Abandonado pelo bolsonarismo, Silveira se torna réu indefeso

O ex-deputado federal Daniel Silveira (PTB-RJ) foi preso pela Polícia Federal na manhã desta quinta-feira (2) em Petrópolis (RJ). A prisão do ex-deputado nesta quinta foi determinada pelo Supremo Tribunal Federal (STF) após Silveira descumprir medidas cautelares definidas pela Corte, como o uso da tornozeleira eletrônica e utilizar as redes sociais.

O ex-parlamentar foi condenado a oito anos e nove meses por incitar a violência contra os ministros da corte, tentar abolir violentamente o Estado democrático de Direito e incitar animosidade entre as Forças Armadas e o Supremo.

Silveira se candidatou ao Senado pelo Rio de Janeiro, mas teve a candidatura indeferida pela Lei da Ficha Limpa.

Durante a prisão, a PF apreendeu R$ 270 mil em dinheiro.

O ministro Alexandre de Moraes, do STF, autorizou a prisão em razão do descumprimento de medidas cautelares também definidas pelo tribunal – como o uso de tornozeleira eletrônica e a proibição de usar redes sociais.
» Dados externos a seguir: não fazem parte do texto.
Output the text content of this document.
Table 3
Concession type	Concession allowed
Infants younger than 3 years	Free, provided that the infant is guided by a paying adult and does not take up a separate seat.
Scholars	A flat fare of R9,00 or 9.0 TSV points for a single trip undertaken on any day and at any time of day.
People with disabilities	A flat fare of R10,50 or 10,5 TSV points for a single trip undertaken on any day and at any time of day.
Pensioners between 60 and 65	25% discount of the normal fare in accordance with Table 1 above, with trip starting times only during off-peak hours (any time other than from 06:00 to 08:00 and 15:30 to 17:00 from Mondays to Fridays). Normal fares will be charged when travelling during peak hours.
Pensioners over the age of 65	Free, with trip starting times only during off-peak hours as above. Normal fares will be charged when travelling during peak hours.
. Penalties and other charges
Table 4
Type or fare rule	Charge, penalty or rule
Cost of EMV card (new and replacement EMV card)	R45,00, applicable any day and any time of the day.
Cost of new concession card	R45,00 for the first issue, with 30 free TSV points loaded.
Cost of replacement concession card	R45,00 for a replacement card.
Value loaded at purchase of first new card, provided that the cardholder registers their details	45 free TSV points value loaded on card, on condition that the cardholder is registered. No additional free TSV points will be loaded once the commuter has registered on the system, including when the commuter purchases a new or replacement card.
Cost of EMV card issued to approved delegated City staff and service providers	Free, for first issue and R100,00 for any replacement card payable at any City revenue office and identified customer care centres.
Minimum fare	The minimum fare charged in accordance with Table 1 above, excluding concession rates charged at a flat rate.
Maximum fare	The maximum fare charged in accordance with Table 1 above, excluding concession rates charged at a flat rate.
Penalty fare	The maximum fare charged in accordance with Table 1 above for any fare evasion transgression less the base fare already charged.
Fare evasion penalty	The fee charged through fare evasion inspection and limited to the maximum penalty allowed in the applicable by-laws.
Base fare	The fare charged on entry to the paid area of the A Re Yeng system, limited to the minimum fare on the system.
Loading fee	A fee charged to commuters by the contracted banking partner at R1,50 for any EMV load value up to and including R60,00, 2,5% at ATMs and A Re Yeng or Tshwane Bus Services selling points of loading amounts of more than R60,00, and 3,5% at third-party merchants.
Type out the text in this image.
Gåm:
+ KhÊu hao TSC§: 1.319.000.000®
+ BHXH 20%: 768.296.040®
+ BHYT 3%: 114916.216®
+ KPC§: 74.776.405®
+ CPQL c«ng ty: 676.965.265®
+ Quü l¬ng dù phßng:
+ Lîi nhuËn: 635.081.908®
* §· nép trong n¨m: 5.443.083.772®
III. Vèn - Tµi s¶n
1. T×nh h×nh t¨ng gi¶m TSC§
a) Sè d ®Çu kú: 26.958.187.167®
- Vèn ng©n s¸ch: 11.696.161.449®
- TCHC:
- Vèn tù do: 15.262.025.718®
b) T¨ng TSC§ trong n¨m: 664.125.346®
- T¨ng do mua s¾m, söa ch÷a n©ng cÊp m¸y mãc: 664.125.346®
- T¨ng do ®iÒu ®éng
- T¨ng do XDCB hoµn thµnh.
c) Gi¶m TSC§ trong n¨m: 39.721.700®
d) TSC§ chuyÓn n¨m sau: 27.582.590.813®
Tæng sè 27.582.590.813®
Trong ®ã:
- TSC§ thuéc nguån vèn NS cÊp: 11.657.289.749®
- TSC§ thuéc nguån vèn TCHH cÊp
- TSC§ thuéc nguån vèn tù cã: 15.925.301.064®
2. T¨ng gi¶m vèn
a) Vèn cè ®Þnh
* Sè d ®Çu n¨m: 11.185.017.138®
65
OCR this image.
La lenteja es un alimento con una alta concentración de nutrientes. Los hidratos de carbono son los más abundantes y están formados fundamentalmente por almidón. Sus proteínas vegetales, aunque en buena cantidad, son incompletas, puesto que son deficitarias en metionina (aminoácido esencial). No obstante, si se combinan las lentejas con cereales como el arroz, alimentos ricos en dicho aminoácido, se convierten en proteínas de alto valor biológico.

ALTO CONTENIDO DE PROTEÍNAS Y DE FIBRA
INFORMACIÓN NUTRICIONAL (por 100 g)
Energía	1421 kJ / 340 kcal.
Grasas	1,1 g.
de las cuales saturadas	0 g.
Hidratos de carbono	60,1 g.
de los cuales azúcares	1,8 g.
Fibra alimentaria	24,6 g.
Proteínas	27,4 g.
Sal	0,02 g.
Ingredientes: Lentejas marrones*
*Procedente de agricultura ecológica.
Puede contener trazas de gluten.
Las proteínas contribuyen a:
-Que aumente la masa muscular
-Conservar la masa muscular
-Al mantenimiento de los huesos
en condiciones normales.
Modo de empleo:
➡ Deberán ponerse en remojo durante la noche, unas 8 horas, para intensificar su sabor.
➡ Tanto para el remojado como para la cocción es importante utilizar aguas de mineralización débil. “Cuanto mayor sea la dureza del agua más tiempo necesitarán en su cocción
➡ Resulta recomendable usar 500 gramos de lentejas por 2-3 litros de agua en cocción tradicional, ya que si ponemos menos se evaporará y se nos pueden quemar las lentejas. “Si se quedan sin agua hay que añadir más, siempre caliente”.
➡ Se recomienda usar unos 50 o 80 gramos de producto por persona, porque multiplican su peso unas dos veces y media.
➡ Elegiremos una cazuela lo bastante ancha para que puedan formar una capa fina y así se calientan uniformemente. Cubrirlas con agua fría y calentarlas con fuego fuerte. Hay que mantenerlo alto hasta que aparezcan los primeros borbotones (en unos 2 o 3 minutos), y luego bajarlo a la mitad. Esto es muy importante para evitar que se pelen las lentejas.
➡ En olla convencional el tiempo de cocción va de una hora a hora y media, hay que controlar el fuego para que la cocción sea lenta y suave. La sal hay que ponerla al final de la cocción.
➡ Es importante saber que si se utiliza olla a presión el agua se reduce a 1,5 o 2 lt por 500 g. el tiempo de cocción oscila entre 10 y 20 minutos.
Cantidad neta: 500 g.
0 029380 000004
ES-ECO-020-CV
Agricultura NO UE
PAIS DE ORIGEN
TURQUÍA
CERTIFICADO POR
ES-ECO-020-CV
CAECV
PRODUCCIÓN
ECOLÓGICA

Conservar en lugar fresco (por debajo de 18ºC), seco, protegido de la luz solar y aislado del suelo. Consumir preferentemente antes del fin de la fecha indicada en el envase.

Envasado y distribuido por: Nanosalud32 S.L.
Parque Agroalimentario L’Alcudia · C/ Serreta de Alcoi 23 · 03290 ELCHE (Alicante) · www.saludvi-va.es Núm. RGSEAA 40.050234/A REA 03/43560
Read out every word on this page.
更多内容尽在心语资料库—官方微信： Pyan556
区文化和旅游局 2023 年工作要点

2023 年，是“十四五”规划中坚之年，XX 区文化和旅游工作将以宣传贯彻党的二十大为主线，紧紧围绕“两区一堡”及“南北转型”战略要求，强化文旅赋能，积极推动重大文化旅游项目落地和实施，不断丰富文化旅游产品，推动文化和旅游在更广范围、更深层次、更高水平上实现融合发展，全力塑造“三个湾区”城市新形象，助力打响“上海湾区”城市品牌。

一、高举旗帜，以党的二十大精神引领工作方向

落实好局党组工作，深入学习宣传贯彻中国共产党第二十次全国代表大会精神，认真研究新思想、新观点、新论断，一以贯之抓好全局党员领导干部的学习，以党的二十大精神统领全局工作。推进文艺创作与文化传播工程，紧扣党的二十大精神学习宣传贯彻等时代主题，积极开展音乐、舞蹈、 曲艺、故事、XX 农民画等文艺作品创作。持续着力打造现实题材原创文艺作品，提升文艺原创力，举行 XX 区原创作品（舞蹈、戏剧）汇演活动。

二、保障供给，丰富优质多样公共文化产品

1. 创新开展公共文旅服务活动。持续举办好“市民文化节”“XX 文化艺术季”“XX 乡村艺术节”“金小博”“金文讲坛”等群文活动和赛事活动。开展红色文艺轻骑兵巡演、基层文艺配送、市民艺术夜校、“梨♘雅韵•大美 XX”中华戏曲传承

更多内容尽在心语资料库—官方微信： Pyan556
Moraes afirmou em sua decisão que Silveira agiu com “completo desrespeito e deboche” diante de decisões judiciais do Supremo Tribunal Federal.

De acordo com Moraes, o ex-deputado danificou a tornozeleira eletrônica que era obrigado a usar e prosseguiu com ataques ao STF e ao Tribunal Superior Eleitoral, “colocando em dúvida o sistema eletrônico de votação auditado por diversas organizações nacionais e internacionais”.

Daniel Silveira foi preso logo após perder a eleição ao Senado pelo Rio de Janeiro, em outubro do ano passado.

Com a derrota, ele ficou sem mandato e perdeu o foro privilegiado nesta quarta (1º), quando os novos parlamentares tomaram posse.